The Life of Pablo


by Ethan Clark

After three years, Kanye West has finally taken

a break from Twitter rants to release a full length album. After much anticipation through tweets and Kardashian endorsements, “The Life of Pablo” debuted on February 14th, as West’s seventh studio album.

As a follow-up to the far left-field “Yeezus” from

2013, which left many fans either disappointed or impressed, “The Life of Pablo” is another album certain to cause controversy.

Kanye West, self-proclaimed artist and God, delivers another unorthodox record to shake up the music industry. The first track, “Ultralight Beam,” a beautifully awkward song, sets the tone of the album very accurately. However, one sound is not maintained for very long on “The Life of Pablo.” Several more highlights from the album include tracks “FML,” “Real Friends,” “Wolves,” and “30 Hours.” The album is a lyrical roller coaster.
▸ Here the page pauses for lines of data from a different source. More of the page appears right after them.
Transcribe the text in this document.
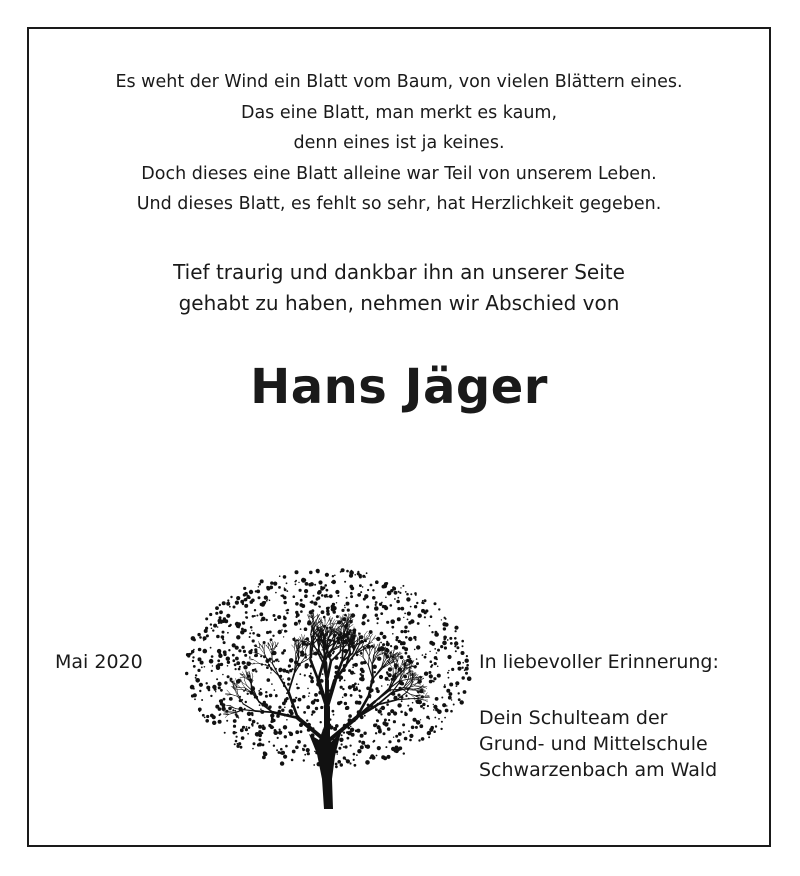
Es weht der Wind ein Blatt vom Baum, von vielen Blättern eines.
Das eine Blatt, man merkt es kaum,
denn eines ist ja keines.
Doch dieses eine Blatt alleine war Teil von unserem Leben.
Und dieses Blatt, es fehlt so sehr, hat Herzlichkeit gegeben.
Tief traurig und dankbar ihn an unserer Seite
gehabt zu haben, nehmen wir Abschied von
Hans Jäger
Mai 2020	In liebevoller Erinnerung:
Dein Schulteam der
Grund- und Mittelschule
Schwarzenbach am Wald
One second Kanye is boasting about his sex life and fame, and the next second revealing how financially and emotionally poor he actually is. The few ‘full tracks’ that are on the album, which aren’t many, are well done. Kanye West does not ever disappoint when it comes to production, and this is the case once again. “The Life of Pablo” also features cameos by other artists, including Kendrick Lamar, Chance the Rapper, Future, The Weeknd, Chris Brown, Andre 3000, and many more.

Jonathan Castillo, a Tuscarora student and a Kanye West fan, was interviewed shortly after the release of “The Life of Pablo,” and he stated, “I didn’t enjoy much of it; I feel like Kanye will never be the same as he used to be.”

He went on to say, “I don’t understand why he keeps trying to sing, when he obviously can’t.”

Patrick Smith, from Urbana, explained, “I really love the style of this album, it’s so dark and emotional. I will definitely recommend it to anyone that appreciates music”.

This album can be described in one word: chaotic. It is not cohesive. The project is cluttered with random interludes and freestyles, most of which are distasteful. Parts of the album feel rushed and sloppy. However, this may have been an intentional aesthetic. It’s supposed to feel messy, because “The Life of Pablo” represents the inside of his head. Some will love the album for this reason, while for others, it may be the deterring factor. There is influence from all six of his previous albums, which create an initially startling, but incredible sound. If you are able to ignore the hype, and listen to this album for what it is, a simple man struggling with himself, you may come to enjoy it.